The National Association of Motorists claims the number of injury crashes at the 13 camera-enforced intersections in Virginia Beach is nearly 20 percent greater than it would have been if they had never been installed. But the city says those claims couldn’t be further from the truth.
“Unfortunately he just doesn’t have a valid study. It’s just invalid science,” said Robert Gey, Traffic Engineer for Virginia Beach. “I understand the theory and I understand what he’s saying but we’re not seeing it. Lots of different things are going on and lots of different things are changing and they happen regardless of the program.”
Drew Lankford with the Virginia Beach Department of Public Works released the following statement:
Bahen’s study is questionable for a number of reason, mainly because his comparisons are invalid since the factors involved differ greatly from what the City is required to take into account. He ignores other factors such as weather conditions, the huge increase in drivers using their cell phones while driving, and other conditions. He ignores the fact that these cameras are put at high-risk intersections for a reason. His factors are very restricted and narrow, and he tries comparing apples to pineapples. As a result, he has presented a situation where he starts with a conclusion and looks for facts that will back up his conclusion. The results are a very inaccurate picture of what is actually taking place.
Here are the locations of the monitored intersections:
1. Virginia Beach Blvd (west) at Independence Blvd (north)
2. Indian River Rd (west) at Kempsville Rd (north)
3. Indian River Rd (west) at Military Hwy (south)
4. Holland Rd (east & west) at Rosemont Rd
5. General Booth Blvd (south) at Dam Neck Rd (east)
6. Virginia Beach Blvd (east) at Great Neck Rd (south)
7. Princess Anne Rd (north) at Lynnhaven Pkwy
8. Princess Anne Rd (south) at Dam Neck Rd
9. Independence Blvd (north) at Bonney Rd (west)
10. Lynnhaven Pkwy (south) at International Pkwy
11. London Bridge Rd (north) at Dam Neck Rd
12. Northampton Blvd (south) at Diamond Springs Rd
13. Baxter Rd (east) at Independence Blvd
10 On Your Side took a closer look at the system causing all the controversy. Each ticket for a red light violation with the Redflex Traffic System in Virginia Beach is only $50. But the National Association of Motorists points to how quickly that adds up to the city’s benefit.

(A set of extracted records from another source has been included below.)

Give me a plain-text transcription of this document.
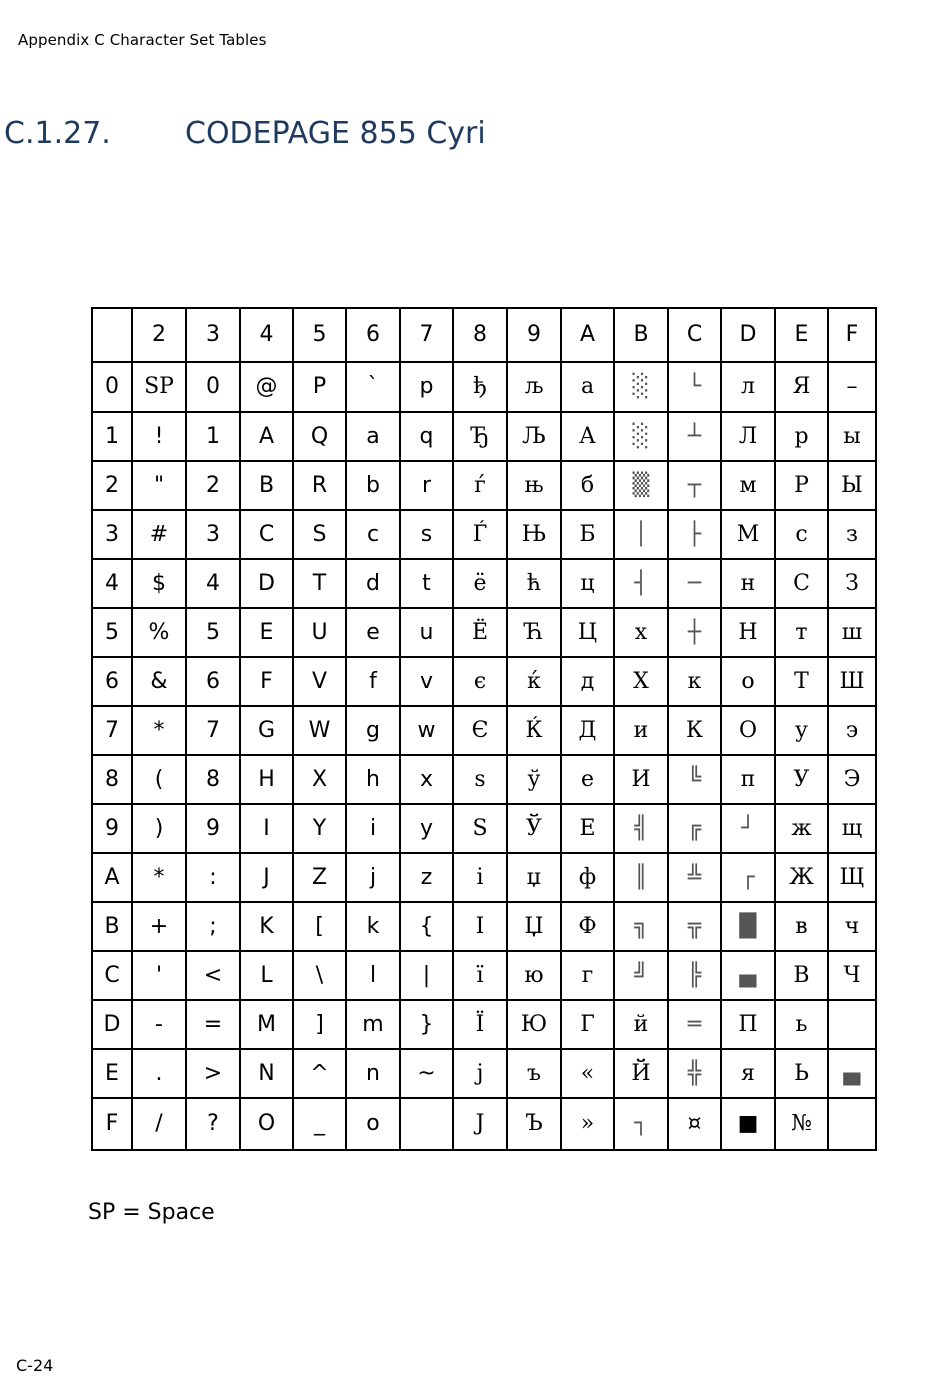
Appendix C Character Set Tables
C.1.27. CODEPAGE 855 Cyri
	2	3	4	5	6	7	8	9	A	B	C	D	E	F
0	SP	0	@	P	`	p	ђ	љ	а	░	└	л	Я	–
1	!	1	A	Q	a	q	Ђ	Љ	А	░	┴	Л	р	ы
2	"	2	B	R	b	r	ѓ	њ	б	▒	┬	м	Р	Ы
3	#	3	C	S	c	s	Ѓ	Њ	Б	│	├	М	с	з
4	$	4	D	T	d	t	ё	ћ	ц	┤	─	н	С	З
5	%	5	E	U	e	u	Ё	Ћ	Ц	х	┼	Н	т	ш
6	&	6	F	V	f	v	є	ќ	д	Х	к	о	Т	Ш
7	*	7	G	W	g	w	Є	Ќ	Д	и	К	О	у	э
8	(	8	H	X	h	x	ѕ	ў	е	И	╚	п	У	Э
9	)	9	I	Y	i	y	Ѕ	Ў	Е	╣	╔	┘	ж	щ
A	*	:	J	Z	j	z	і	џ	ф	║	╩	┌	Ж	Щ
B	+	;	K	[	k	{	І	Џ	Ф	╗	╦	█	в	ч
C	'	<	L	\	l	|	ї	ю	г	╝	╠	▄	В	Ч
D	-	=	M	]	m	}	Ї	Ю	Г	й	═	П	ь	
E	.	>	N	^	n	~	ј	ъ	«	Й	╬	я	Ь	▄
F	/	?	O	_	o		Ј	Ъ	»	┐	¤	■	№	
SP = Space
C-24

In the last fiscal year the city collected $2,073,970.31 off driver’s mistakes.
“We believe it’s modifying drivers behaviors in a positive way to hopefully positively influence traffic safety in the city of Virginia Beach,” said Master Police Officer Paul Graziano. “On average we approve between 30-35% of the activations that we review. If we wanted to go letter of the law we’d probably approve 75 percent or 85 percent.”
He says those are usually the most dangerous they see, leaving possibly millions more dollars from minor mistakes they could collect drive on. Graziano says they’re just not in the business to approve everything for money.